WASHINGTON — A South Carolina man was indicted today for crimes related to the breach of the U.S. Capitol on Jan. 6, which disrupted a joint session of the U.S. Congress that was in the process of ascertaining and counting the electoral votes related to the presidential election. A second man, from Texas, was indicted in the case on related charges.
George Amos Tenney III, 35, of Anderson, S.C., was indicted on three felony charges, including assaulting, resisting, or impeding certain officers, civil disorder, and obstructing an official proceeding. as well six other misdemeanor charges. Darrell Youngers, 32, of Cleveland, Texas, is charged with four misdemeanor offenses. Both men were arrested on June 29, 2021, following the filing of a criminal complaint. They will be arraigned on a future date in the District of Columbia.

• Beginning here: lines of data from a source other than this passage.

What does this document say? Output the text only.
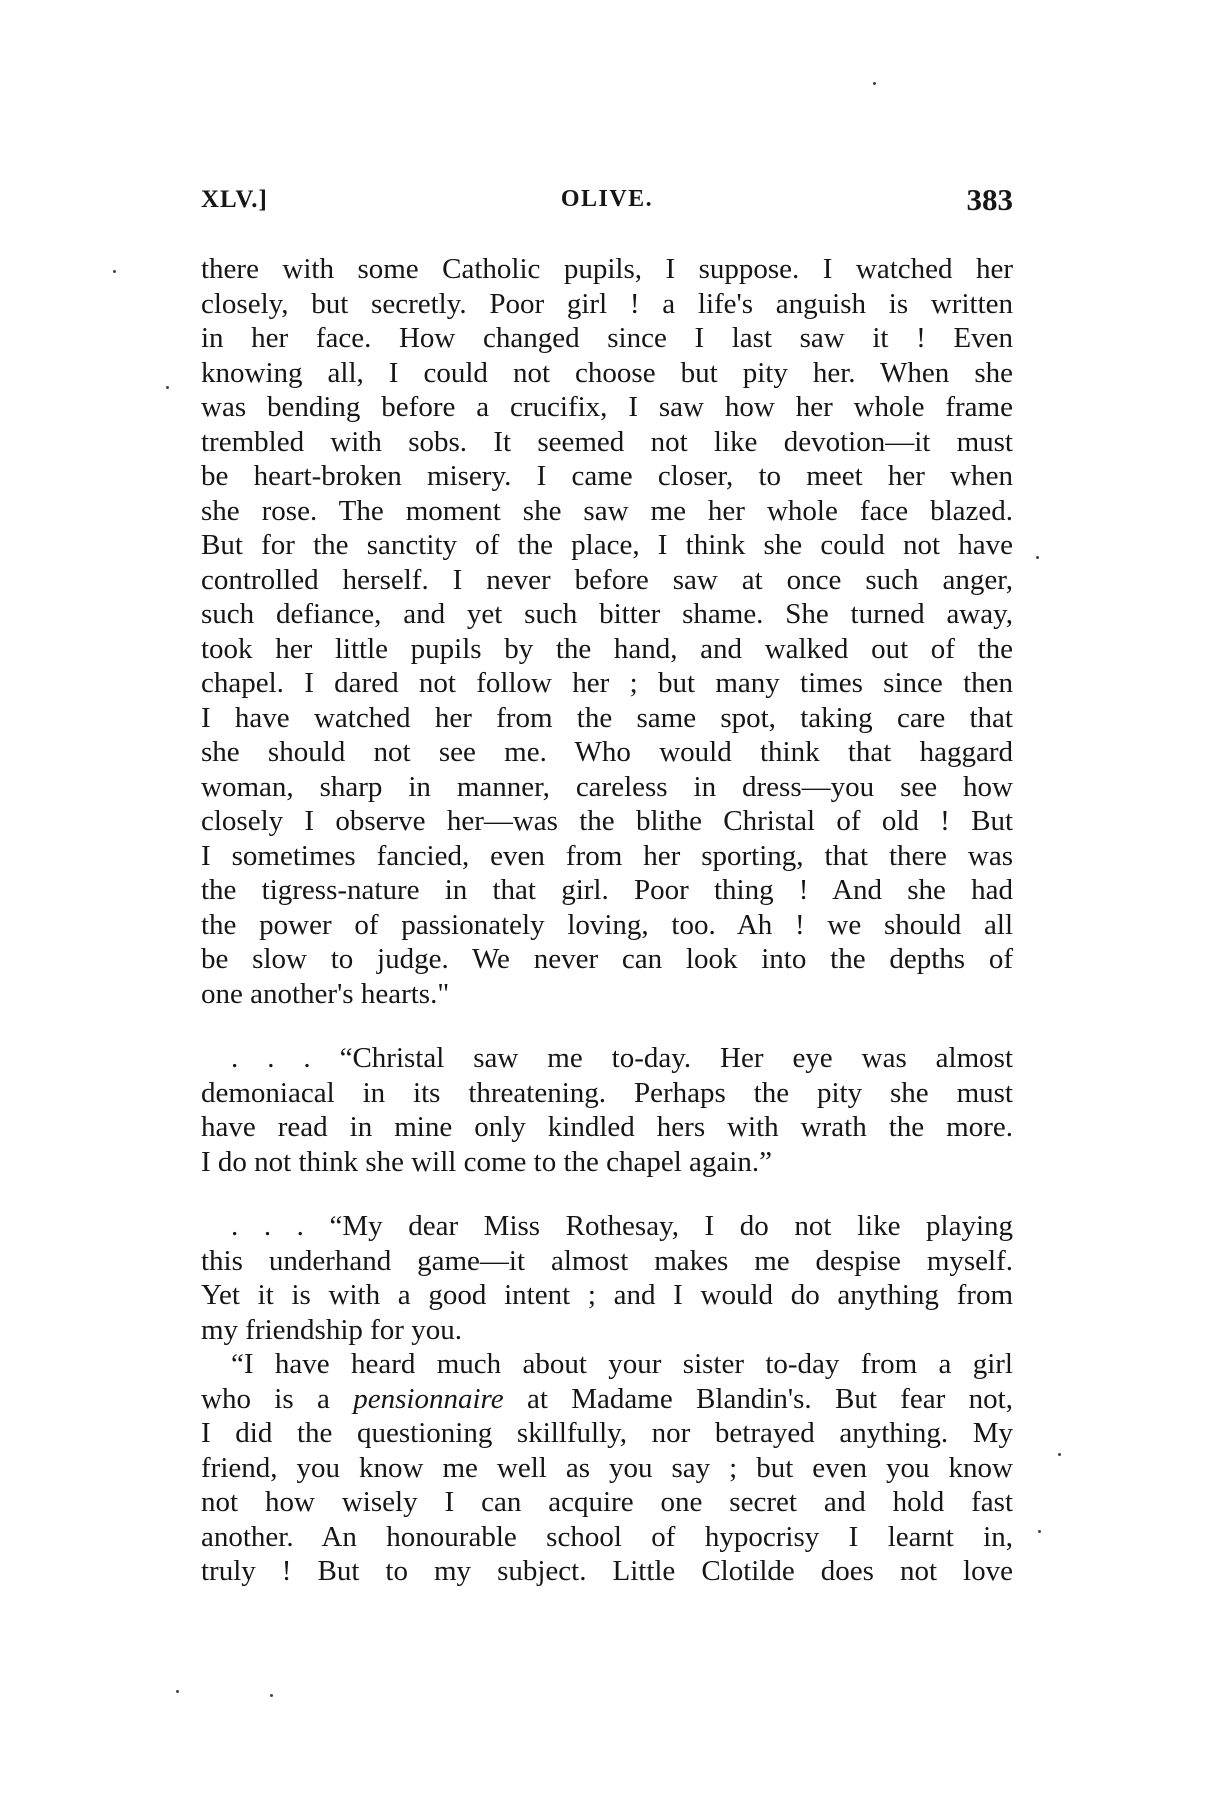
XLV.]	OLIVE.	383
there with some Catholic pupils, I suppose. I watched her
closely, but secretly. Poor girl ! a life's anguish is written
in her face. How changed since I last saw it ! Even
knowing all, I could not choose but pity her. When she
was bending before a crucifix, I saw how her whole frame
trembled with sobs. It seemed not like devotion—it must
be heart-broken misery. I came closer, to meet her when
she rose. The moment she saw me her whole face blazed.
But for the sanctity of the place, I think she could not have
controlled herself. I never before saw at once such anger,
such defiance, and yet such bitter shame. She turned away,
took her little pupils by the hand, and walked out of the
chapel. I dared not follow her ; but many times since then
I have watched her from the same spot, taking care that
she should not see me. Who would think that haggard
woman, sharp in manner, careless in dress—you see how
closely I observe her—was the blithe Christal of old ! But
I sometimes fancied, even from her sporting, that there was
the tigress-nature in that girl. Poor thing ! And she had
the power of passionately loving, too. Ah ! we should all
be slow to judge. We never can look into the depths of
one another's hearts."
. . . “Christal saw me to-day. Her eye was almost
demoniacal in its threatening. Perhaps the pity she must
have read in mine only kindled hers with wrath the more.
I do not think she will come to the chapel again.”
. . . “My dear Miss Rothesay, I do not like playing
this underhand game—it almost makes me despise myself.
Yet it is with a good intent ; and I would do anything from
my friendship for you.
“I have heard much about your sister to-day from a girl
who is a pensionnaire at Madame Blandin's. But fear not,
I did the questioning skillfully, nor betrayed anything. My
friend, you know me well as you say ; but even you know
not how wisely I can acquire one secret and hold fast
another. An honourable school of hypocrisy I learnt in,
truly ! But to my subject. Little Clotilde does not love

According to court documents, before Jan. 6, Tenney wrote on Facebook, “It’s starting to look like we may siege the capital building [sic] and [C]ongress if the electoral votes don’t go right. We are forming plans for every scenario.” Tenney and Youngers were captured on video as they moved through the U.S. Capitol together on Jan 6, entering by approximately 2:19 p.m. through the Senate Wing Door. Tenney and Youngers eventually made their way to the East Rotunda Doors. While there, Tenney sought to force open the doors from inside, despite police efforts to keep them closed, and helped rioters amassed outside get into the building. He also grabbed an employee of the House Sergeant at Arms, locked arms with a U.S. Capitol Police officer, and pushed another Capitol Police officer. Tenney and Youngers eventually retreated into the Rotunda.
This case is being prosecuted by the U.S. Attorney’s Office for the District of Columbia and the Department of Justice National Security Division’s Counterterrorism Section. Valuable assistance was provided by the U.S. Attorney’s Office for the District of South Carolina and the U.S. Attorney’s Office for the Southern District of Texas.
The case is being investigated by the FBI’s Greenville, S.C. Resident Agency and Houston Field Office, as well as the Metropolitan Police Department. Significant assistance was provided by the U.S. Capitol Police.
In the nine months since Jan. 6, more than 650 individuals have been arrested in nearly all 50 states for crimes related to the breach of the U.S. Capitol, including over 190 individuals charged with assaulting or impeding law enforcement. The investigation remains ongoing.
Anyone with tips can call 1-800-CALL-FBI (800-225-5324) or visit tips.fbi.gov.
The charges contained in any criminal complaint or indictment are allegations. The defendant is presumed innocent unless and until proven guilty beyond a reasonable doubt in a court of law.